I've been thinking a lot last week. Thinking about R. And about me. Is he really the man of my life??. I honestly find it difficult to tell at this point of my life.
I've had anogher nightmare, this time about marriage. I don't even want to talk about marriage. Should I???. On top of that it seems that the pregnancy rate among my friends is reaching epidemic proportions. I feel the pressure in the air….
R. doesn't talk about it either… I mean, I don't feel like marrying and having children right now, but it pisses me the fact that he doesn't even mention it, being devoted to his happy commitment- free life.
My worst fault is that I'm the most resenful person I know. Not only I barely forgive but I never forget. Of course I'm not proud about it. I don't like it at all, as I'm the one that takes the worst part about it. The negative energy, the bad vibes... It's neither nice nor easy for me and that's why I've been working on it for a while. Trying to make this feeling dissaperar, to replace it by forgiveness and understanding.
I thought I was getting better at it, but last Monday I remembered something R did to me some time ago that made me to the verge of dumping him. Judge yourselves.
We were with a male friend (more a colleague than a friend, actually) in a bar… and suddenly a fight started. One of the guys involved threatened with taking out a gun (of course that was just a bluff). Our friend instintively reached for me, trying to protect me with his body. And guess what!!!.. R just dissappeared before we could even turn our heads. He was hidden in the toilets downstairs. I couldn't believe it. He moved too fast for us to notice. To save his ass…
Our friend was annoyed… he couldn't believe what R had just done. He still reminds me of it from time to time and laughs at R. But for me it's not funny at all.
It's not just that he's a chicken, it's about his selfishness… I mean, I can admit that he's a coward. All right. No problem. But what about me?. I'm his girl, right??. He could have grabbed me in his flight to the toilets. Don't you think?. I didn't want to make a scene with our colleague but we had a big row later on. He didn't even apologyze. He just said he din't know why he'd done that. And that's all.

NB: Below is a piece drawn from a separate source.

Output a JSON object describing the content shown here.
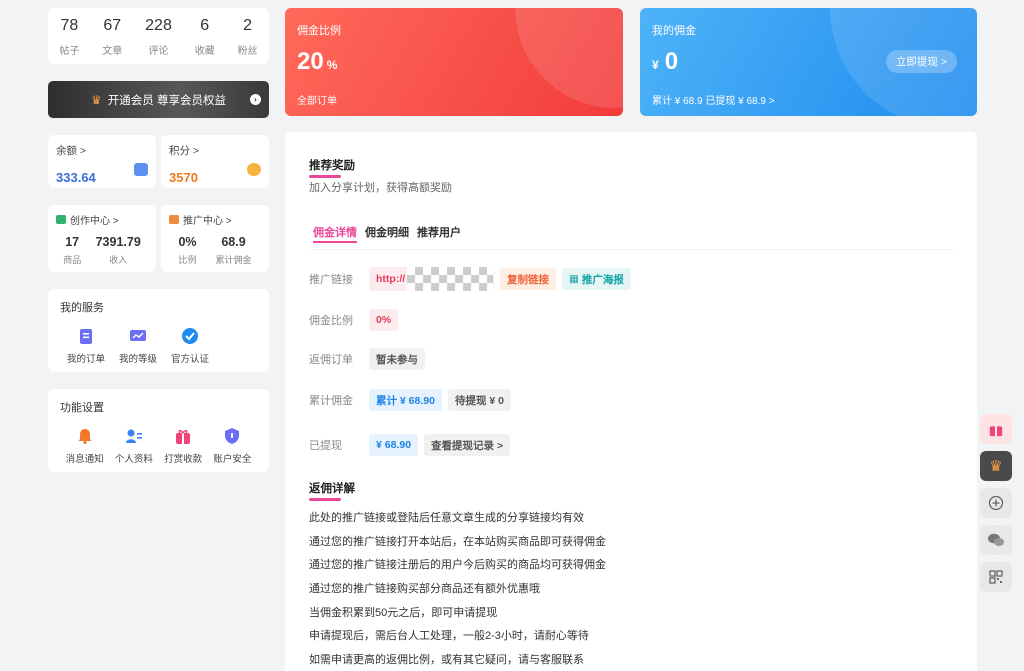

That made me think a lot. What would he do in a critical situation???. I guess the same. I mean, save his ass and forget about me.
I don't know if I'm being too histerical at this but something made me remember it and now I can't get rid of this nasty feeling. Maybe he's also a chicken for commitment. Maybe if I saw him willing to commit I would feel like committing too. Don't know….Maybe my lack of enthusiasm and my recent lack of passion is only due to his attitude…. Maybe the Egyptian Prince is just the consequence and not the cause… don't know …don't know… don't know.

4 Comments:

Blogger The Eyewitness said...

Hi Spanish Moza,
It is my first time here and I nearly read most of your posts.
I do feel most of your feeligs very well. I'll not take the position of advisor, but you may find it helpful to read this book:
1- Man and Woman, he creadted them. (Jean Vanier) Here you can find some links to get it.
http://www.christianbits.co.uk/product.php?id=0232516421
http://www.amazon.com/gp/product/0809127512/002-4667163-3259240?v=glance&n=283155
It will really take you to the depth of your humanity and help you take a more joyful decisions in your life.
By the way if you would like to talk with someone who have a big ear, you can find my email in the profile and on my blog.

3:42 PM  
Blogger spanish_moza said...

Hi Eyewitness!!!

Thanks a lot for your advice. I've been taking a look at the book in the internet and it seems very interesting. I'll check if I can get it.